Io sono. Con te

Vita Trentina – 5.12.2021

Investire in un messaggio semplice, autentico, efficace. È la scommessa della diocesi austriaca di St. Pölten che inaugura l’Avvento sperimentando nuove modalità comunicative nel presentare essenza e contenuti della comunità e della vita cristiana.

L’espressione scelta per dire che cosa è l’esperienza cristiana sono le parole: “Io sono. Con te”.

Chiunque abbia una qualche dimestichezza con la Sacra Scrittura individua in quel “Io sono” il nome di Dio, che disse a Mosè (Esodo 3,14): “Io sono colui che sono!”, aggiungendo: “Così dirai agli Israeliti: «Io-Sono mi ha mandato a voi”.

Dai racconti di Matteo (che riprende Isaia) sappiamo che non si tratta, per Dio, solamente di “essere”, ma di “essere con”. “Ecco”, dice la voce nel sogno di Giuseppe, “la vergine concepirà e darà alla luce un figlio: a lui sarà dato il nome di Emmanuele, che significa Dio-con-noi”.

“Io sono. Con te”, è una sintesi ben riuscita della Buona Notizia. È un messaggio all’uomo d’oggi, sempre tentato dal nichilismo e dall’individualismo che producono indifferenza, odio e solitudine. Invece no: ciò che conta c’è davvero, non è illusione. E al centro della vita di ognuno ci sono le relazioni con le sorelle e i fratelli che la vita ci fa incontrare. Dio è relazione.

All’espressione “Io sono. Con te” la diocesi di St. Pölten affianca un logo, anch’esso estremamente semplice: un quadrato aperto in basso a sinistra, dove si colloca una croce. Pure questa immagine è assai evocativa nella sua primitività. Il quadrato è casa e casa aperta. Aperta dalla croce stessa.

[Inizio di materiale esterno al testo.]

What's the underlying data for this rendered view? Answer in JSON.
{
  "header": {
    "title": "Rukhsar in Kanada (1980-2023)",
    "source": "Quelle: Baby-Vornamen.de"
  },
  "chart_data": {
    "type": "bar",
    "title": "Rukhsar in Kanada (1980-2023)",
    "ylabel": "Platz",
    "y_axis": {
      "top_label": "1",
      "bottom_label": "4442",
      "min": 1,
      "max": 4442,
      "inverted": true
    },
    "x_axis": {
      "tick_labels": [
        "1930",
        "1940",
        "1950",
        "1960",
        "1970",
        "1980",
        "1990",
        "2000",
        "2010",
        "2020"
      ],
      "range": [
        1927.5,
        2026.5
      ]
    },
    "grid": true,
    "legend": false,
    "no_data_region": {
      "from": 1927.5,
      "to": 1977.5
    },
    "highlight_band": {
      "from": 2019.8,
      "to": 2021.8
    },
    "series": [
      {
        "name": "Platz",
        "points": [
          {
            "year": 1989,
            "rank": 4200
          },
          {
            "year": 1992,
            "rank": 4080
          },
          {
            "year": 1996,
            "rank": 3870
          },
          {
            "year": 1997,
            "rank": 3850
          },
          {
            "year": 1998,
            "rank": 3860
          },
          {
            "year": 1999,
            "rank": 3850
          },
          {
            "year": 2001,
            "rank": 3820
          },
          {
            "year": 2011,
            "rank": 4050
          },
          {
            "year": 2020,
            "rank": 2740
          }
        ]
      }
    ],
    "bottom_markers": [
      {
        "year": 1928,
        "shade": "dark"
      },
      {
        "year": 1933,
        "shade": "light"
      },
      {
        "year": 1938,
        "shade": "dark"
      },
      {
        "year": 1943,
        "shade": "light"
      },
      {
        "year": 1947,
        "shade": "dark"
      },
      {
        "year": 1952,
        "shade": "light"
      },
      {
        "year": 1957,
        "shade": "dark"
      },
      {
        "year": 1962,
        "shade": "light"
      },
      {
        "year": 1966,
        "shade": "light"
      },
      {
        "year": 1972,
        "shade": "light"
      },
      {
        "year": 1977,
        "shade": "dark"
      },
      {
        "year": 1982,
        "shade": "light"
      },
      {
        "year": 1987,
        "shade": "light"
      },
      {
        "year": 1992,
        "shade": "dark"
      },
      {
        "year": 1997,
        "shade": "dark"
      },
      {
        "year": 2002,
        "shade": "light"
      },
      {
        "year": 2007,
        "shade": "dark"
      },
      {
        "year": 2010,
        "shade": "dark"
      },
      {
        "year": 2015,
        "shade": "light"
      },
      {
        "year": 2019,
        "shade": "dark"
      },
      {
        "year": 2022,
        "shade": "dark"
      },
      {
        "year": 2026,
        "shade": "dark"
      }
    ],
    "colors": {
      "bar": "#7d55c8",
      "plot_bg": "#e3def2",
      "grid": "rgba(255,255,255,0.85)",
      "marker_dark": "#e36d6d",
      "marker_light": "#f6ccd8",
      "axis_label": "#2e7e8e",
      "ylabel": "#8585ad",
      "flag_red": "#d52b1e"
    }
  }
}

La dinamica del logo mostra Cristo come il punto di partenza e la meta nonché la pietra angolare di uno spazio di apertura alla vita. Le associazioni mentali richiamate dal nuovo logo sono aperte e diverse, spiega il vescovo Alois Schwarz: “Elementi come finestra, casa, pesce, stanza, pellegrinaggio, il monogramma di Cristo ‘P’ (rho), ma anche la ‘P’ di St. Pölten, una mitra, il pastorale, un’ancora e una porta, tutte queste cose sono state riconosciute come possibile interpretazione del logo”.

“La nostra nuova immagine e la sua progressiva implementazione nella diocesi sono un forte segnale in termini di percezione e sono emblematici della ripartenza, del rinnovamento e delle aspirazioni future di una diocesi nel mondo di oggi”, ha detto ancora il vescovo.

Il lancio del logo al principio del nuovo anno liturgico dà già di per sé l’idea di un nuovo inizio. L’immagine sarà proiettata sulla facciata del duomo del capoluogo dell’Austria inferiore dalla prima domenica d’Avvento fino a Natale. E il calendario d’Avvento pubblicato sui social media metterà in evidenza ogni giorno un nuovo aspetto delle parole bibliche “Io sono”.

Le riflessioni in base alle quali si è proceduto al rinnovo del logo e del design della diocesi sono emerse e sono state approfondite in un focus group con il personale di diverse aree dell’amministrazione e della pastorale diocesana. Il design definitivo e la messa a punto del logo sono stati infine affidati al grafico e educatore religioso, il vorarlberghese Michael Schneider.

Ancora una volta si dimostra come non ci sia nulla di più efficace dell’ascolto comunitario della Parola per riattivare la comunicazione e per rendere vivo e vitale il messaggio evangelico.